2 min read
Two related but distinct figures
Interest charged is the interest that has accrued on your outstanding balance over a period — the cost the loan has generated. Interest paid is the portion of your actual payments that went to interest. On a standard amortising loan running to schedule these largely align over time, but at any given moment, and in your accounts, the distinction matters — accrual and payment do not always fall in the same period.
Why the gap arises
Interest accrues continuously (often daily) but is paid periodically, so at a month-end there can be accrued interest charged but not yet paid. If you settle early, the figure that matters is interest charged to the settlement date, which may differ from what you would have paid on schedule. For accounts, the interest expense is the interest charged for the period, regardless of exactly when it was paid.
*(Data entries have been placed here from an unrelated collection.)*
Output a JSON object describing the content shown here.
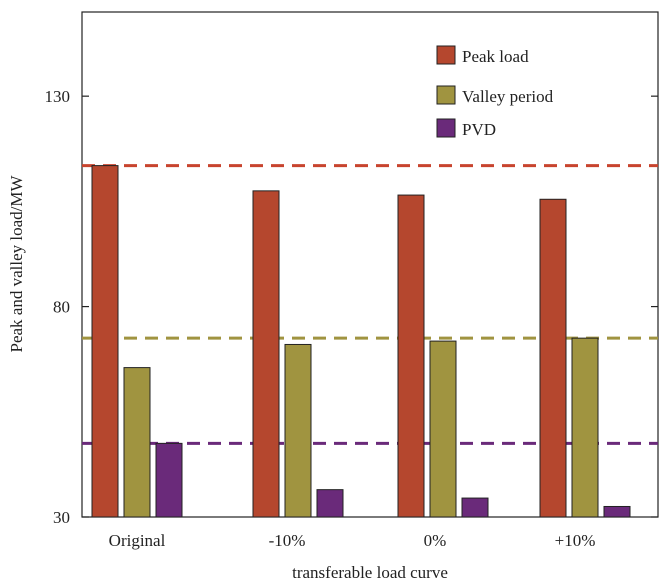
{
  "chart_data": {
    "type": "bar",
    "xlabel": "transferable load curve",
    "ylabel": "Peak and valley load/MW",
    "categories": [
      "Original",
      "-10%",
      "0%",
      "+10%"
    ],
    "ylim": [
      30,
      150
    ],
    "yticks": [
      30,
      80,
      130
    ],
    "series": [
      {
        "name": "Peak load",
        "color": "#b5472e",
        "values": [
          113.5,
          107.5,
          106.5,
          105.5
        ]
      },
      {
        "name": "Valley period",
        "color": "#a09440",
        "values": [
          65.5,
          71,
          71.8,
          72.5
        ]
      },
      {
        "name": "PVD",
        "color": "#6a2a7a",
        "values": [
          47.5,
          36.5,
          34.5,
          32.5
        ]
      }
    ],
    "reference_lines": [
      {
        "series": "Peak load",
        "value": 113.5,
        "color": "#c8442e"
      },
      {
        "series": "Valley period",
        "value": 72.5,
        "color": "#a09440"
      },
      {
        "series": "PVD",
        "value": 47.5,
        "color": "#6a2a7a"
      }
    ],
    "legend_position": "top-right"
  }
}
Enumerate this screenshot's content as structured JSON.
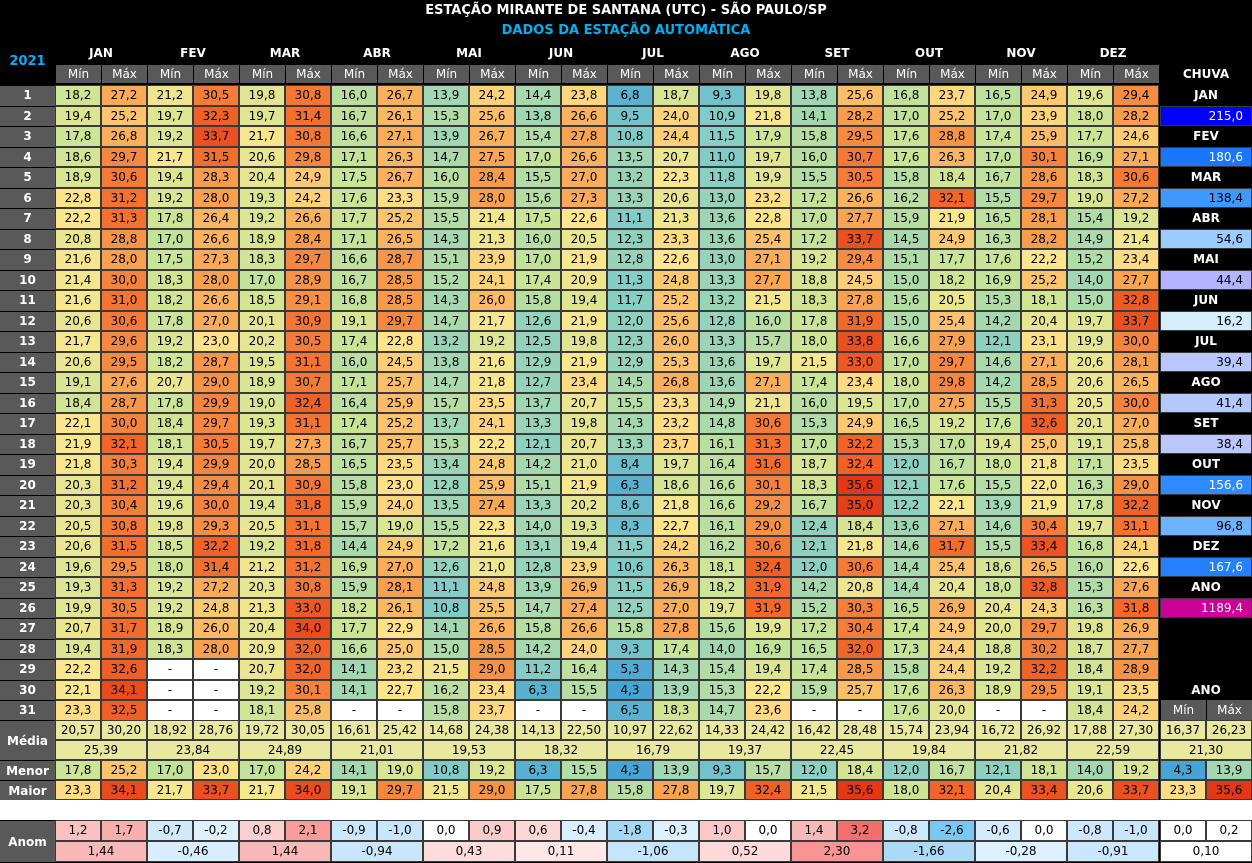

See recording the loan.
Where it shows up
The distinction surfaces in three places: your amortisation schedule, which shows interest charged per period; your settlement figure, which reflects interest charged to the exact date; and your accounts, where the interest expense is the interest charged for the period. Understanding which figure you are looking at avoids confusion when reconciling. See what's deductible.
For your figures, pull the interest breakdown from the repayment schedule and confirm the accounting treatment with your accountant.
Frequently asked questions
Which figure is tax-deductible — interest charged or paid?
Generally the interest charged for the accounting period is the expense recognised and relieved, reflecting the cost the loan generated in that period, rather than simply what was physically paid within it. The two are usually close on a loan running to schedule, but the timing distinction can matter at period-ends. Your accountant will apply the correct treatment based on the rules and your circumstances.
Why is my early settlement interest different from my schedule?
Because a settlement reflects interest charged to the exact settlement date, calculated to the day, rather than the interest built into your scheduled future payments. Settling early stops interest accruing from that date, so you pay interest charged up to it — not the full future interest your remaining payments would have included. That is why the settlement figure is lower than adding up the remaining payments.